Upon learning of this decision, the Son of Heaven at first even tried to commit suicide. As he later recalled:
In China, the former emperor was tried under the article "for war crimes", or rather, because he was a puppet of the Japanese military, and sent to prison. He took this very calmly, even philosophically. A few years later, for exemplary behavior and ideological re-education, Pu Yi was completely amnestied.
In Beijing, the former emperor, who became an ordinary citizen of the country, began to be called simply "Mr. Pu." He began working as director of the Botanical Garden, where he did what he liked all his life - growing orchids and other flowers. In parallel, he worked on his biography entitled "From Emperor to Citizen." The book was very liked by Mao Zedong, who read it from cover to cover. It was soon published in a large circulation, even by Chinese standards.
The emperor is a citizen and a communist
The great helmsman Mao, the main theorist of the Chinese version of Marxism-Leninism and the creator of the modern PRC, as a result, reacted well to the last emperor of China. Mao constantly expressed his sincere respect and sympathy for him, as an outstanding person in all his manifestations and a worthy representative of the Manchu Qing dynasty. The Chinese leader took it for granted that her representatives ruled the country for more than five hundred years. The former ruler of half a billion people, it was decided to set the same salary as Chairman Mao himself received.
It was with his light hand that Pu Yi joined the Communist Party in 1961, heading the central depository of the party and the State Archives of the country - the National Archives of the PRC. The ex-emperor became a member of the People's Political Consultative Council of China - the organization of the Patriotic United Front of the Chinese People, an advisory body under the leadership of the PRC. The united front includes representatives of the CCP, public organizations, business circles of Hong Kong, Taiwan and Chinese diasporas abroad, prominent public figures ...
The fate of Henry Pu Yi, who was destined for "ten thousand years of happiness", formed the basis of one of the best films of the Italian film director, playwright and poet Bernardo Bertolucci "The Last Emperor". For its production and writing the script, Bertolucci himself was awarded an Oscar, and the leading actors became recognized stars.
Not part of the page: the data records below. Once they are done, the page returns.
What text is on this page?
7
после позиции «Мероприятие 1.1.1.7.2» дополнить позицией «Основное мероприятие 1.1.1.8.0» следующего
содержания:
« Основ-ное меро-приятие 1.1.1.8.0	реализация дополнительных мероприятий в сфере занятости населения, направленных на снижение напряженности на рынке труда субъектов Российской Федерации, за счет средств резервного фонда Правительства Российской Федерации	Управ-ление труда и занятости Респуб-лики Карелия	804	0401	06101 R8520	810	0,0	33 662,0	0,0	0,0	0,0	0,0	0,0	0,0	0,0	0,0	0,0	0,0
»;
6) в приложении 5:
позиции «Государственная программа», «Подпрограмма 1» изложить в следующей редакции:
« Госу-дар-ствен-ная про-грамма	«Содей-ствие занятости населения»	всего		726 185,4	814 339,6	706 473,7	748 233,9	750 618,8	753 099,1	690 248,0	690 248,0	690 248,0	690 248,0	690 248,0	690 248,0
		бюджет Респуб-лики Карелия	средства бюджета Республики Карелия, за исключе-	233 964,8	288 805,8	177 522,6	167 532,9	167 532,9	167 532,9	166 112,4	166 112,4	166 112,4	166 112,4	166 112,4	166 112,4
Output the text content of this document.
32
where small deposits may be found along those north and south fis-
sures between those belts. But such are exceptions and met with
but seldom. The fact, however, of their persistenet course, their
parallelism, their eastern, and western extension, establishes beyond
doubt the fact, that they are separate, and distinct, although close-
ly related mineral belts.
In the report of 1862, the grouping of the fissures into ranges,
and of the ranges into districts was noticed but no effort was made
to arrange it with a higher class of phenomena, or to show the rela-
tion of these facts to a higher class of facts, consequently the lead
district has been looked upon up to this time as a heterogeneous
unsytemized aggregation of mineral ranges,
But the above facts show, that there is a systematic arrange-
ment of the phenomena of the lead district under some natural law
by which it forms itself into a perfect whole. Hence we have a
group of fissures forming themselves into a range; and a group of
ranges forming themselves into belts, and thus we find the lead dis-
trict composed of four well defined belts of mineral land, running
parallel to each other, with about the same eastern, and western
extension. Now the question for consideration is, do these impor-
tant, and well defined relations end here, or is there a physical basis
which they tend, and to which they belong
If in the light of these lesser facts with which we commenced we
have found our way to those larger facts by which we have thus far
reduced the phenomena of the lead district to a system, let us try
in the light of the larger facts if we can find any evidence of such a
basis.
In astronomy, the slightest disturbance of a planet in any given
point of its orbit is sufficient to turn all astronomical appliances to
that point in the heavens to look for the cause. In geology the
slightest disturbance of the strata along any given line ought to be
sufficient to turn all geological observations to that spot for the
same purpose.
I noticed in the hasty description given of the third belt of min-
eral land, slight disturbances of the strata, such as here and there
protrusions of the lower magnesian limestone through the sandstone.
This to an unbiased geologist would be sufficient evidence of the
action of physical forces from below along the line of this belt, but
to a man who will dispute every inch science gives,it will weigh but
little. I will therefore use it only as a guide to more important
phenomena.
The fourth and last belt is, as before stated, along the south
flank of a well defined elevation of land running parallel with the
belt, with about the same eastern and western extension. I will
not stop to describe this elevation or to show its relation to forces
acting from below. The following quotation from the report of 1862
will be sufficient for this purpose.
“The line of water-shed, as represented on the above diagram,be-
This photo shows a young performer, and the adult Emperor Pu Yi was played in the film by John Lone, an American actor of Chinese origin, who, after two Golden Globes, did not have a career in Asian cinema, and since 2007 he has practically not been filmed. Joan Chong Chen, an American actress of Chinese descent, who played Empress Wan Rong, was the luckiest, collecting dozens of different prizes.
After playing in the cult TV series Twin Peaks, and after that many more roles, she took up directing and charity work. Married twice, has two daughters, lives in the United States, but regularly visits Shanghai to acquaint children with her native culture.